Abstract

It may be permitted me to return for a moment to the question, touched on in my first paper, as to the age of the Lion-Gate at Mycenae. The distinction which I drew between the age of the gateway and that of the tombs within the sacred precinct seems to me to be too much neglected, and its significance to be misunderstood. There is a whole class of legends whose object is to make out for the conquerors of the Peloponnesus a legitimate right to its possession. For example, the Aetolians who conquered Elis gave themselves a mythical justification by the tale that an ancestor of their chiefs had been expelled from Elis, and that they were returning to claim his inheritance when the crime for which he had been expelled had been expiated by generations of banishment. Similarly the Spartans found that they could make their cause a just one only by bringing to Sparta the bones of Orestes, the ancient and rightful king. When after a long search they found them, they brought them home, and no doubt instituted a cultus at the grave. After they had thus legitimised themselves by continuing the worship of the ancient chiefs of the land, they were strong to conquer the Tegeans. The worship of Helena and her sacred tree are also well known at Sparta. I believe that there existed at Mycenae a similar worship of the ancient chiefs of the land.
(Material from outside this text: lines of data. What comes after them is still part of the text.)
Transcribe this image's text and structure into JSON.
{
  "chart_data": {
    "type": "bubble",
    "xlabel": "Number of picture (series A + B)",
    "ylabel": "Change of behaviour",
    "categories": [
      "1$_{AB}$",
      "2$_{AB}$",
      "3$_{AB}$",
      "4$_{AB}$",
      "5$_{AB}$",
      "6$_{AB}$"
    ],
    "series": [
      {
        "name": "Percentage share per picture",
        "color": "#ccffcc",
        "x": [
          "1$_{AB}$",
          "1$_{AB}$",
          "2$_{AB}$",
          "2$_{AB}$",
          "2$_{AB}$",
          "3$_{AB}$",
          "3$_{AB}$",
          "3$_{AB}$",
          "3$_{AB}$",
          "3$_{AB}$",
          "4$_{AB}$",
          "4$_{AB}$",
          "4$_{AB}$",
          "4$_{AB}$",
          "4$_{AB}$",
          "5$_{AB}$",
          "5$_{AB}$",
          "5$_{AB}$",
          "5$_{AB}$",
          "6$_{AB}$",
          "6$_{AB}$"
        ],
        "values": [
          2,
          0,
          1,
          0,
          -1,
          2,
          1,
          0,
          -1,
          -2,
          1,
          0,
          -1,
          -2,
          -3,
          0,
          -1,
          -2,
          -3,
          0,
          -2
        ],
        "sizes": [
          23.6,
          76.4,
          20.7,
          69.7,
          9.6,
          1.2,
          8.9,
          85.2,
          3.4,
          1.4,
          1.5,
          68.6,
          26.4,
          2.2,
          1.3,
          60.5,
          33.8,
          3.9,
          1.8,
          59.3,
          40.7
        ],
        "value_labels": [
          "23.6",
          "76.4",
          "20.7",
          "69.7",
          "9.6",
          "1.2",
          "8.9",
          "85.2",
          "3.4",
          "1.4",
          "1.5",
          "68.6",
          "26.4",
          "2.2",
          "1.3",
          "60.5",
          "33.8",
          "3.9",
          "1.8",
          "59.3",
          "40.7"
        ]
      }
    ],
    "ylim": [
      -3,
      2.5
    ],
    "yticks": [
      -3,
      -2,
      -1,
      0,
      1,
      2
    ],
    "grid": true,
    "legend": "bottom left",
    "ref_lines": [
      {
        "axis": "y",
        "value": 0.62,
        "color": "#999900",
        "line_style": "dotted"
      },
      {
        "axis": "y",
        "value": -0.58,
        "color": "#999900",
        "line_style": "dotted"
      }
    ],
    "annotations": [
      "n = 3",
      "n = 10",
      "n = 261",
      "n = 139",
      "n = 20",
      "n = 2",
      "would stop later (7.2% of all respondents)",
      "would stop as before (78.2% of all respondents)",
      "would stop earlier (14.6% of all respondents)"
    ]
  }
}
The Dorian conquerors continued the family cultus of the chiefs whom they dispossessed. Probably there was both in Mycenae and in Sparta an interval during which the worship was discontinued by the Dorian conquerors, and then the ancient cultus was restored. We shall hardly be wrong if we attribute this zeal of the Dorians to prove themselves rightful heirs of the Achaean chiefs to the growing influence of Homer. It was incumbent on the Dorians to show respect to Homeric traditions, and to prove themselves the lawful possessors of the Homeric poems. Argos, the leading Dorian state, probably began this practice, and Sparta imitated it. The myth at last became a fixed belief, and the Spartan king Cleomenes, at the end of the sixth century, could say, ‘I am no Dorian, but Achaean.’